Fundamental British values are the attributes that have in this century and the last, made our country one of the greatest forces for good. They’re the values that bind us together, that mean despite the many differences in our nation, we’re united as one people.
The events in Birmingham last year showed what happened, when those that don’t subscribe to our fundamental British values try to hijack our education system, radicalise our children and break those societal bonds. What happened in Paris this month, showed what can happen when people like that succeed. And today of course, as we commemorate Holocaust Memorial Day and the anniversary of the liberation of Auschwitz- Birkenau, we are all too aware of where a world view based on division and hatred can ultimately lead.
Most radicalisation takes place beyond the school gates, in homes and communities and increasingly online. But surely the least we can do as a society is to ensure that within school, young people are being protected from extremist ideologies and having their minds opened by education, rather than closed.
That is why I will always vigorously defend the requirement on schools to promote British values - and why I am convinced that it is right that Ofsted are now taking steps to make sure that this is happening in the schools they inspect.
Ofsted themselves are the first to acknowledge that inspection isn’t perfect, it’s an art not a science and there are very real steps needed to improve the quality of some inspections. But as a parent, I feel better in the knowledge that someone is going into our schools and asking whether what is being taught, conforms to those very simple, universal, liberal British values.
But promoting fundamental British values is about far more than combatting extremism. The very reason that fundamental British values are successful in tackling extremist ideology is because they help to open young people’s minds, making them into citizens who respect difference, who welcome disagreement and who challenge intolerance.
I’m afraid I have no sympathy for those who say that British values need not apply to them, that this should purely be a special test for schools in predominantly Muslim communities or our inner cities.
Every school regardless, faith or none - should be promoting British values, because it’s the right thing to do.

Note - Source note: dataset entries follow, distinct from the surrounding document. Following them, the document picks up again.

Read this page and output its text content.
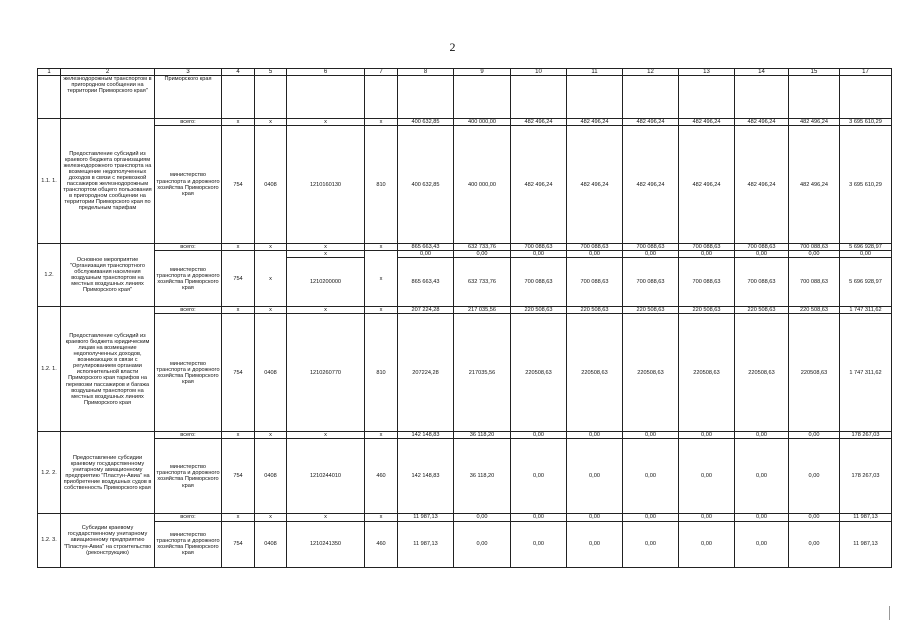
2
1	2	3	4	5	6	7	8	9	10	11	12	13	14	15	17
	железнодорожным транспортом в пригородном сообщении на территории Приморского края"	Приморского края													
1.1. 1.	Предоставление субсидий из краевого бюджета организациям железнодорожного транспорта на возмещение недополученных доходов в связи с перевозкой пассажиров железнодорожным транспортом общего пользования в пригородном сообщении на территории Приморского края по предельным тарифам	всего:	x	x	x	x	400 632,85	400 000,00	482 496,24	482 496,24	482 496,24	482 496,24	482 496,24	482 496,24	3 695 610,29
		министерство транспорта и дорожного хозяйства Приморского края	754	0408	1210160130	810	400 632,85	400 000,00	482 496,24	482 496,24	482 496,24	482 496,24	482 496,24	482 496,24	3 695 610,29
1.2.	Основное мероприятие "Организация транспортного обслуживания населения воздушным транспортом на местных воздушных линиях Приморского края"	всего:	x	x	x	x	865 663,43	632 733,76	700 088,63	700 088,63	700 088,63	700 088,63	700 088,63	700 088,63	5 696 928,97
		министерство транспорта и дорожного хозяйства Приморского края	754	x	x	x	0,00	0,00	0,00	0,00	0,00	0,00	0,00	0,00	0,00
					1210200000		865 663,43	632 733,76	700 088,63	700 088,63	700 088,63	700 088,63	700 088,63	700 088,63	5 696 928,97
1.2. 1.	Предоставление субсидий из краевого бюджета юридическим лицам на возмещение недополученных доходов, возникающих в связи с регулированием органами исполнительной власти Приморского края тарифов на перевозки пассажиров и багажа воздушным транспортом на местных воздушных линиях Приморского края	всего:	x	x	x	x	207 224,28	217 035,56	220 508,63	220 508,63	220 508,63	220 508,63	220 508,63	220 508,63	1 747 311,62
		министерство транспорта и дорожного хозяйства Приморского края	754	0408	1210260770	810	207224,28	217035,56	220508,63	220508,63	220508,63	220508,63	220508,63	220508,63	1 747 311,62
1.2. 2.	Предоставление субсидии краевому государственному унитарному авиационному предприятию "Пластун-Авиа" на приобретение воздушных судов в собственность Приморского края	всего:	x	x	x	x	142 148,83	36 118,20	0,00	0,00	0,00	0,00	0,00	0,00	178 267,03
		министерство транспорта и дорожного хозяйства Приморского края	754	0408	1210244010	460	142 148,83	36 118,20	0,00	0,00	0,00	0,00	0,00	0,00	178 267,03
1.2. 3.	Субсидии краевому государственному унитарному авиационному предприятию "Пластун-Авиа" на строительство (реконструкцию)	всего:	x	x	x	x	11 987,13	0,00	0,00	0,00	0,00	0,00	0,00	0,00	11 987,13
		министерство транспорта и дорожного хозяйства Приморского края	754	0408	1210241350	460	11 987,13	0,00	0,00	0,00	0,00	0,00	0,00	0,00	11 987,13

A commitment to British values means that we also hold to account those schools where girls are made to sit at the back of the class, where homophobia goes unchecked, where young people aren’t being made aware of the many facets of British culture.
Pupils in a Lincolnshire school might not have any friends from an ethnic minority in their village – but surely we don’t expect those students never to leave Lincolnshire’s borders? Surely a key part of our responsibility to those young people in enabling them to succeed in modern Britain is ensuring they understand and respect the differences that make our country unique.
So I’m unapologetic in saying that no school should be exempt from promoting fundamental British values, just as no school should be exempt from promoting rigorous academic standards.
Our schools have the greatest responsibility of any of our civic institutions. They help to shape the next generation - the generation that will decide Britain’s place in the 21st century, the generation that will write the next chapter in our island’s history.
I want that generation to be able to go toe to toe with their peers from across the globe and to secure our country’s future.
But I also want them to continue our country’s proud tradition of moral leadership, to continue to hold our country up as a beacon of tolerance, fairness and freedom of speech.
That is what is at stake in our education system today and I am proud to continue to push our programme of reform forward.
Ladies and gentlemen, thank you very much.